Anna's prescription? A tool cleanse:
"I would recommend to step back and look at the tools that you're using and do a bit of a cleanse. Only keep those that you need, only keep those that give you value already and double down on those. Strip off everything else, all the noise."
At one point, Anna's thousand browser tabs became two thousand tabs as she subscribed to every new AI tool. The cleanse was necessary for her sanity — and probably for her laptop's performance.
The Human Edge
Anna shared a story about someone doing AI-powered ghost writing who deliberately adds spelling mistakes to posts. Why? Because people see mistakes and think it's human. Anna's response: "Let me make my own mistakes."
Her view on what remains irreplaceable:
"People will still crave humans. We want to substitute you as this little hamster trying to edit, distribute, write posts, write blog posts, make sure your transcripts are right. But taking away the human completely? I don't know."

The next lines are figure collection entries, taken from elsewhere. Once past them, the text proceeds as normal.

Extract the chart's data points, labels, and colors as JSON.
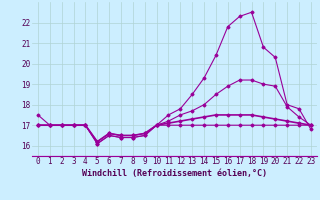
{
  "hours": [
    0,
    1,
    2,
    3,
    4,
    5,
    6,
    7,
    8,
    9,
    10,
    11,
    12,
    13,
    14,
    15,
    16,
    17,
    18,
    19,
    20,
    21,
    22,
    23
  ],
  "line1": [
    17.5,
    17.0,
    17.0,
    17.0,
    17.0,
    16.1,
    16.5,
    16.4,
    16.4,
    16.5,
    17.0,
    17.5,
    17.8,
    18.5,
    19.3,
    20.4,
    21.8,
    22.3,
    22.5,
    20.8,
    20.3,
    18.0,
    17.8,
    16.8
  ],
  "line2": [
    17.0,
    17.0,
    17.0,
    17.0,
    17.0,
    16.1,
    16.5,
    16.4,
    16.4,
    16.5,
    17.0,
    17.2,
    17.5,
    17.7,
    18.0,
    18.5,
    18.9,
    19.2,
    19.2,
    19.0,
    18.9,
    17.9,
    17.4,
    17.0
  ],
  "line3": [
    17.0,
    17.0,
    17.0,
    17.0,
    17.0,
    16.2,
    16.6,
    16.5,
    16.5,
    16.6,
    17.0,
    17.1,
    17.2,
    17.3,
    17.4,
    17.5,
    17.5,
    17.5,
    17.5,
    17.4,
    17.3,
    17.2,
    17.1,
    17.0
  ],
  "line4": [
    17.0,
    17.0,
    17.0,
    17.0,
    17.0,
    16.2,
    16.6,
    16.5,
    16.5,
    16.6,
    17.0,
    17.0,
    17.0,
    17.0,
    17.0,
    17.0,
    17.0,
    17.0,
    17.0,
    17.0,
    17.0,
    17.0,
    17.0,
    17.0
  ],
  "ylim": [
    15.5,
    23.0
  ],
  "yticks": [
    16,
    17,
    18,
    19,
    20,
    21,
    22
  ],
  "line_color": "#990099",
  "bg_color": "#cceeff",
  "grid_color": "#b0d4d4",
  "xlabel": "Windchill (Refroidissement éolien,°C)",
  "tick_fontsize": 5.5,
  "label_fontsize": 6.0
}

For Anna, the path forward is clear: use AI for the "hamster work" (editing, distribution, research, repetitive tasks) while doubling down on the uniquely human elements — building relationships, creating authentic brand experiences, and being present in ways that AI cannot replicate.
The goal isn't to automate everything. It's to automate enough that you have time for the work that matters.
About This Conversation
Anna leads growth at SaaS Group, an investment company that acquires and grows B2B SaaS businesses. She's also the host of SaaS Unbound, a podcast with nearly 300 episodes featuring founders who've scaled from zero to exit. A marketer through and through, Anna brings a refreshingly practical perspective on AI adoption.